SAT3 under the spotlight
Speculation that SAT3 may be running into capacity issues in the near future is not dying down.
Sources informed MyBroadband that SAT3 is running out of capacity fast and that the cable’s fiber quality makes it difficult to implement the latest upgrade technologies.
Telkom however denies these rumors, pointing out that SAT-3 and SAFE were recently upgraded to 120 Gb/s and 90 Gb/s respectively and that further upgrades are technically viable.
“These cables constitute a complex network and the utilisation is continuously monitored and plans executed to avoid the occurrence of any bottle necks or capacity shortfall. The current capacity growth rate depicts that a next upgrade of these cables will be required during 2008/9,” Telkom said.
Some sources are however not questioning SAT3 capacity, but are rather asking whether Telkom may be intentionally limiting local capacity to serve its own agenda. Some experts feel that if capacity is not a problem as Telkom suggests, then why would there not be more of an abundance of international fiber bandwidth available to local ISPs.
Many people and companies are pinning their hopes on Neotel to break Telkom’s stranglehold on international fiber connectivity, but this may also not be as easy as expected.
Neotel and SAT3
Rumors further abound that Neotel may have difficulties providing full SAT3 circuits to their South African clients.
Telkom currently has exclusive SAT3 landing rights in South Africa, but communications minister Ivy Matsepe-Casaburri recently announced that these exclusivity agreements will be declared null-and-void in November 2007.
There is another Department of Communications policy directive which aims to declare the undersea cable landing stations essential facilities, something that will effectively enable a player like Neotel to carry all national and international bandwidth – using SAT3 – without having to deal with Telkom.
Some question marks however remain as to what exactly the SAT3 shareholder agreement stipulates, and there is speculation that VSNL’s shareholding in Neotel may not be enough to grant SA’s second national operator the rights to cut out Telkom completely.
Neotel said that a key element in their strategy is to leverage the position and global capabilities of VSNL, their strategic equity partner. “VSNL owns and operates multiple international submarine cables globally, which means it is also a significant shareholder in the SAT-3/SAFE submarine cable system,” Neotel pointed out.
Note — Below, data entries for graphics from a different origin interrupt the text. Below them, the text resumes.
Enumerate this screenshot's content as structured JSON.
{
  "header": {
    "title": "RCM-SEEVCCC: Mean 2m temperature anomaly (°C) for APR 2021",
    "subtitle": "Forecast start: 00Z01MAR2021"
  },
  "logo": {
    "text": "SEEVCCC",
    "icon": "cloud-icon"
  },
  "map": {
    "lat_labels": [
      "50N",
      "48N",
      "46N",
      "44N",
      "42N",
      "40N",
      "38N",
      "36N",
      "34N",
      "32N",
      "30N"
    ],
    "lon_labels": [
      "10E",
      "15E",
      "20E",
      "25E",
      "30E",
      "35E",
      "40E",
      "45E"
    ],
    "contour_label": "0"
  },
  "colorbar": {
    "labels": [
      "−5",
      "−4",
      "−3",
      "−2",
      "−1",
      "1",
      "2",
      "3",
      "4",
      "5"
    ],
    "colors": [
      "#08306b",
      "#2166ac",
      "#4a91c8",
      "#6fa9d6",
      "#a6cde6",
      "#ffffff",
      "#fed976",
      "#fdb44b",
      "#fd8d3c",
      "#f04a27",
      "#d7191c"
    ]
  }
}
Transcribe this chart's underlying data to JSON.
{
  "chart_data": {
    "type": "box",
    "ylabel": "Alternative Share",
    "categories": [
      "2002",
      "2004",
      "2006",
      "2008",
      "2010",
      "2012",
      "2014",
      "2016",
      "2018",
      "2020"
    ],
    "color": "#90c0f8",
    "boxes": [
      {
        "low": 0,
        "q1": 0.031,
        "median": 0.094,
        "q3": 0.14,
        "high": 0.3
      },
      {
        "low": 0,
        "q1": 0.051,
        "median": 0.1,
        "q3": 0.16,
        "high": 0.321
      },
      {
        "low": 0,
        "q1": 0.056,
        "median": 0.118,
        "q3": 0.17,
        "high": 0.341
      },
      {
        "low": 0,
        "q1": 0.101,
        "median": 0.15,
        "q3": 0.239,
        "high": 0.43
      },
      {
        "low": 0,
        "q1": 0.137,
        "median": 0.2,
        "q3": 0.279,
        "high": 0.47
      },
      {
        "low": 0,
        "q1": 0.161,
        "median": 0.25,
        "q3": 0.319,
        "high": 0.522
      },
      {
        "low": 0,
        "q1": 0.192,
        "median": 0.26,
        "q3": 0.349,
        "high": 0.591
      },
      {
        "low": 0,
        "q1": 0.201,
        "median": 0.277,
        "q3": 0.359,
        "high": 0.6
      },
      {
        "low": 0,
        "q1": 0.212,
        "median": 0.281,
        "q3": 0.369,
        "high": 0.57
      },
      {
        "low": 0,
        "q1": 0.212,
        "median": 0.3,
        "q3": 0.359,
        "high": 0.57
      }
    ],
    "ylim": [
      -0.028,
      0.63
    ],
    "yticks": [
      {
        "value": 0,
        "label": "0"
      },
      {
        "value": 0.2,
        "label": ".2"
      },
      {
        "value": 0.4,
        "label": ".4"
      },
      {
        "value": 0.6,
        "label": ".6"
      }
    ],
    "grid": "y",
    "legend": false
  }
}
Neotel could however not directly comment on whether they are experiencing problems to fully utilize SAT3 through their partnership with VSNL, saying that they are not currently in a position to divulge any further information.
Other options on the table
While full SAT3 access is Neotel’s fastest option to cut bandwidth costs and directly supply full-circuit international fiber connectivity to their clients, they are also exploring other avenues to achieve their bandwidth goals.
“In line with Neotel’s intention of making a real difference to the South African telecom customers and to the economy as a whole, we are pursuing multiple approaches to improving the international services available to South Africa,” Neotel said.
Neotel further said that the introduction of genuine competition for international access, either by the termination of exclusivity on landing station rights of existing cable systems, or by the creation of newer submarine cables in the region, will inevitably result in better pricing for the customer.
“The added advantage of competition for international access will be the increased up-take of international bandwidth services by enterprises, and of international content services by consumers. This will be a key cornerstone towards the maturity of the South African telecoms market.”
Neotel said that they will provide feedback on any developments pertaining to EASSy and SEACOM as and when they occur.
SEACOM – which is being designed with a nominal capacity of 1 280 Gb/s comprised of two fiber pairs expected to connect South Africa, Mozambique, Madagascar, Tanzania and Kenya to India and Europe – recently announced that they awarded the supply contract to Tyco Telecommunications.
It has also already started surveying the route along the eastern coast of Africa, and many experts believe that this system will be operational before the much touted EASSy.
Political wrangling is viewed by many as the main reason for the slow progress of EASSy and the result of these difficulties is that the launch deadline has already been pushed back a few times.
The officially planned operational date of EASSy is currently the first quarter of 2009 while SEACOM expects to launch services in the first half of 2009.